Hello,

I'm experiencing some odd timing issues on OpenBSD 6.2 (and 6.1) on the system listed below. This is preventing me from running OpenBSD on my servers. Can you determine if this is a bug in the OpenBSD operating system? I can provide more information if needed.

Virtualized environment.

Host CPU: 2 x Intel E5-2630 v3 2.4 Ghz
Host OS: Fedora 27
Virtualization software: QEMU + KVM (2.10.0-1.fc27)
Guest Machine: default (pc-i440fx-2.10)
Guest OS: OpenBSD 6.2 (and 6.1).

Basically, OpenBSD processes degrade over time to the point where they're completely unresponsive. This simple date printout script is a good example. It should print out the date once per second, but after roughly ~20 mins on this hardware configuration, it takes 2 seconds to print each line, then 4 seconds to print each line, and so on.

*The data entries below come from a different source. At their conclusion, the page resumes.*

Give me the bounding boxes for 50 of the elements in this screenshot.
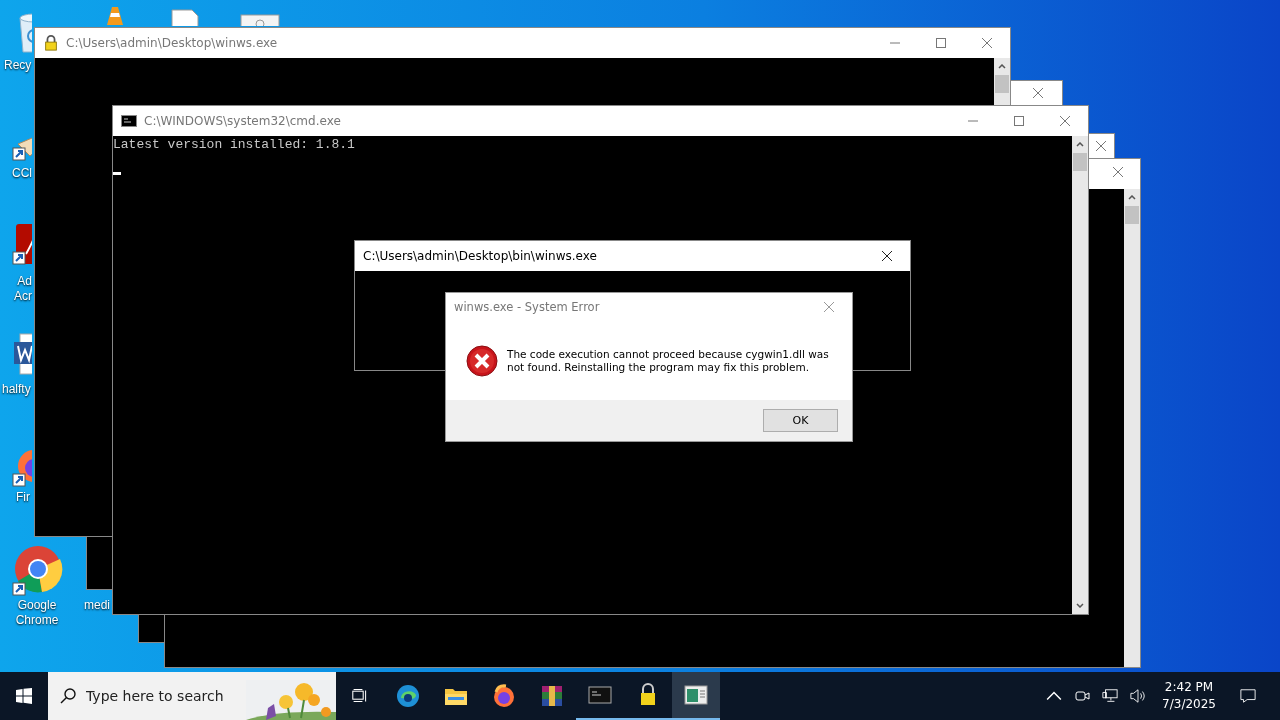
taskbar-search-bar[interactable]: Type here to search — [48, 672, 336, 720]
error-message: The code execution cannot proceed because cygwin1.dll was not found. Reinstalling the program may fix this problem. — [507, 347, 830, 374]
dialog-title: winws.exe - System Error — [454, 300, 601, 314]
search-icon — [60, 688, 76, 704]
window-title: C:\Users\admin\Desktop\winws.exe — [66, 36, 279, 50]
close-icon — [1096, 141, 1106, 151]
desktop-icon-label[interactable]: CCl — [12, 166, 32, 181]
notification-icon[interactable] — [1240, 688, 1256, 704]
desktop-icon-label[interactable]: halfty — [2, 382, 31, 397]
scroll-thumb[interactable] — [995, 75, 1009, 93]
maximize-icon — [936, 38, 946, 48]
scrollbar[interactable] — [994, 58, 1010, 105]
scrollbar[interactable] — [1072, 136, 1088, 614]
desktop-icon-label[interactable]: Google Chrome — [6, 598, 68, 628]
caret-up-icon[interactable] — [1128, 195, 1136, 200]
error-icon — [466, 344, 498, 377]
scroll-thumb[interactable] — [1073, 153, 1087, 171]
desktop-icon-label[interactable]: Fir — [16, 490, 30, 505]
padlock-icon — [43, 35, 59, 51]
pdf-shortcut-icon[interactable] — [12, 222, 32, 266]
console-output-line: Latest version installed: 1.8.1 — [113, 137, 356, 153]
desktop-icon-label[interactable]: Recy — [4, 58, 32, 73]
caret-down-icon[interactable] — [1076, 603, 1084, 608]
windows-logo-icon — [16, 688, 32, 704]
search-input[interactable]: Type here to search — [86, 688, 236, 704]
caret-up-icon[interactable] — [998, 64, 1006, 69]
desktop-icon-label[interactable]: medi — [84, 598, 110, 613]
maximize-icon — [1014, 116, 1024, 126]
close-icon — [1113, 167, 1123, 177]
clock[interactable]: 2:42 PM 7/3/2025 — [1158, 679, 1220, 713]
close-icon — [882, 251, 892, 261]
close-icon — [1060, 116, 1070, 126]
window-icon[interactable] — [240, 14, 280, 26]
console-icon — [121, 113, 137, 129]
window-title: C:\Users\admin\Desktop\bin\winws.exe — [362, 249, 598, 263]
window-title: C:\WINDOWS\system32\cmd.exe — [144, 114, 342, 128]
chrome-shortcut-icon[interactable] — [12, 545, 64, 597]
close-icon — [982, 38, 992, 48]
speaker-icon[interactable] — [1130, 688, 1147, 704]
camera-icon[interactable] — [1074, 688, 1091, 704]
window-taskbar-icon[interactable] — [672, 672, 720, 720]
scroll-thumb[interactable] — [1125, 206, 1139, 224]
network-icon[interactable] — [1102, 688, 1119, 704]
desktop-icon-label[interactable]: Ad Acr — [14, 274, 32, 304]
scrollbar[interactable] — [1124, 189, 1140, 667]
close-icon — [1033, 87, 1043, 98]
text-cursor — [113, 172, 121, 175]
close-icon — [824, 302, 834, 312]
caret-up-icon[interactable] — [1076, 142, 1084, 147]
ok-button[interactable]: OK — [763, 409, 838, 432]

After running for about 24 hours, the delay is about 1 minute between line printouts.

    while sleep 1; do date; done

I've tried tweaking some different settings on the guest and host, such as disabling the HPET timer and x2apic, neither of which has proven effective.

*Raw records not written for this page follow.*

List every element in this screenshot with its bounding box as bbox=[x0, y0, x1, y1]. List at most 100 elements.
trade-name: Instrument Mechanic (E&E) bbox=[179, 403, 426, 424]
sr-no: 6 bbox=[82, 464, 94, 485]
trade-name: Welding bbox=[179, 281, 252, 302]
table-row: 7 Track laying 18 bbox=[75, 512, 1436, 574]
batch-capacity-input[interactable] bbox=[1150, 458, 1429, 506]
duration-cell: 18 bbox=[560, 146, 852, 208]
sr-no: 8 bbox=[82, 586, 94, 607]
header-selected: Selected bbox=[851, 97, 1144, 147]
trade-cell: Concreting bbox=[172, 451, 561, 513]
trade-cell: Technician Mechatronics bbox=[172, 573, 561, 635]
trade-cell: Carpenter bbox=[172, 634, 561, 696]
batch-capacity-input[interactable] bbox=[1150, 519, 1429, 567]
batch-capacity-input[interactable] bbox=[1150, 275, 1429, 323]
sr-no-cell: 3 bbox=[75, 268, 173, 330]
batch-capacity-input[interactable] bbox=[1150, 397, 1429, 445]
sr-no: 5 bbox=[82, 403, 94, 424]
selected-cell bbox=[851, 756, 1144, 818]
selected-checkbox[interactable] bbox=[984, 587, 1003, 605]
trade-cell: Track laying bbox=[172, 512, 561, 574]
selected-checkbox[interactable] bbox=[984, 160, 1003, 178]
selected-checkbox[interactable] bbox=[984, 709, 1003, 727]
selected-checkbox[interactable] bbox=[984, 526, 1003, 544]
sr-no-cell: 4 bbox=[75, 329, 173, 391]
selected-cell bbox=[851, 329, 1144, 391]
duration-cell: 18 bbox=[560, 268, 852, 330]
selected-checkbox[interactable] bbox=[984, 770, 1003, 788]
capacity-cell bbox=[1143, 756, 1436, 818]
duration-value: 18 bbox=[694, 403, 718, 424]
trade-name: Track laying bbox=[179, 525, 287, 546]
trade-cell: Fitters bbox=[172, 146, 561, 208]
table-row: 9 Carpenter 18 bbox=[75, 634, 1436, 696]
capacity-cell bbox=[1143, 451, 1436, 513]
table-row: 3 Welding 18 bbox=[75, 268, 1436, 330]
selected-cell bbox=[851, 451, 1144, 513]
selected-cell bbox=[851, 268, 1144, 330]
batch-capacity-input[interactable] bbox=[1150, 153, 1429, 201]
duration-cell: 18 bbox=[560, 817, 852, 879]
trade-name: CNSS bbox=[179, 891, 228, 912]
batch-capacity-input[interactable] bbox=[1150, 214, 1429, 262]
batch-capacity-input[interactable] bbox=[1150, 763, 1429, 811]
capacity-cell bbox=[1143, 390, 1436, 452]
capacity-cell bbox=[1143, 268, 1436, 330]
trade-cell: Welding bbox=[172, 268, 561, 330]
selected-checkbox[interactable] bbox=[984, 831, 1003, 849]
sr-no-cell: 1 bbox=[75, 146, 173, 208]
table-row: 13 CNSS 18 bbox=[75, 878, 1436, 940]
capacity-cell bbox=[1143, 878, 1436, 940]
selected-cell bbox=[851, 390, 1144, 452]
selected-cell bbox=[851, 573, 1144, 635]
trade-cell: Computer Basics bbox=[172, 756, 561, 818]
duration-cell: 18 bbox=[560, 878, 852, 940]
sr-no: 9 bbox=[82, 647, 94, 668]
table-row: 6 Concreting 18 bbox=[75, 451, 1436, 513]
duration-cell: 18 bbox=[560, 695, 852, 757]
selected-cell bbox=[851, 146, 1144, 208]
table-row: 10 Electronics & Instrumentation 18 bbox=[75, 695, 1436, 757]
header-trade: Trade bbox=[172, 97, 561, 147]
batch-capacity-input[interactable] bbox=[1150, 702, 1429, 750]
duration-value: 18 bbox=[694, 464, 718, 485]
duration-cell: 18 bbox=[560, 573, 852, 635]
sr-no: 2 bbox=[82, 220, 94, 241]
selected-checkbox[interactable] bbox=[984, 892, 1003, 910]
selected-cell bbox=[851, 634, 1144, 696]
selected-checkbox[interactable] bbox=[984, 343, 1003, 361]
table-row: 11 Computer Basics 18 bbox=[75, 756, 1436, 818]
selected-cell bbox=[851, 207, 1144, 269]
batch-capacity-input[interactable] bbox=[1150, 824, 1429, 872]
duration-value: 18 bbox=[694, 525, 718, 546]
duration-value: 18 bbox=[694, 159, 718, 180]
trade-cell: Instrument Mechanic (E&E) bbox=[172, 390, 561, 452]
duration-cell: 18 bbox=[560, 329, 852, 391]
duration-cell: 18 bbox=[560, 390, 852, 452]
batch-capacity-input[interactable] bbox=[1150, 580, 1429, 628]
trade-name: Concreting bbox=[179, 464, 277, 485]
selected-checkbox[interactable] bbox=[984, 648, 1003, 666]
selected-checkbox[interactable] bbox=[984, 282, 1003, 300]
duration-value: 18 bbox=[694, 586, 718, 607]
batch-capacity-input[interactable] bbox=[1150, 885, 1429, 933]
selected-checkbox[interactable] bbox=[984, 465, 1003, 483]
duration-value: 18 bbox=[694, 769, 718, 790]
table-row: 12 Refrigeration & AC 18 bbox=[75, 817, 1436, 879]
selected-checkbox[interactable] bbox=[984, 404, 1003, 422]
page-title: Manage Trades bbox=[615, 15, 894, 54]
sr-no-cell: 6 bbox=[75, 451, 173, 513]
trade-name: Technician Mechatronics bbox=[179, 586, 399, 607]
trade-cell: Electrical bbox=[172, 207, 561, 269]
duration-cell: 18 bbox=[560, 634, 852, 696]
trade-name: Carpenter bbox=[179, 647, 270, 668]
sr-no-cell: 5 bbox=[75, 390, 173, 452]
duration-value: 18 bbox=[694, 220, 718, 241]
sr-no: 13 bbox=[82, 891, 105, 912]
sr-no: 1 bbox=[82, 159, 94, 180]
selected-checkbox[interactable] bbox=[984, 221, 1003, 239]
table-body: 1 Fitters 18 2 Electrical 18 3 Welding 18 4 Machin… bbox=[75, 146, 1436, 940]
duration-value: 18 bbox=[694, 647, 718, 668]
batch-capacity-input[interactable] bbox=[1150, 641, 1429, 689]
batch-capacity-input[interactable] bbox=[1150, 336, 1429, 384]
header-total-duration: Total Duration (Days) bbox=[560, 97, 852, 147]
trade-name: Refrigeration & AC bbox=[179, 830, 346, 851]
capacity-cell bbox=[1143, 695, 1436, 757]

I saw mention of adding "kvm-intel.preemption_timer=0" in another recent thread. This seems to resolve the slowdown issue.

However, I have run other guest operating systems on this hardware configuration (CentOS, Ubuntu, FreeBSD) - neither of which required any of these tweaks, or experienced timing issues. This leads me to believe that it could be related to a bug in OpenBSD.

I have access to several machines with this hardware configuration and tested on multiple machines, to rule out a possible one-off hardware issue. Each host displayed the same behavior.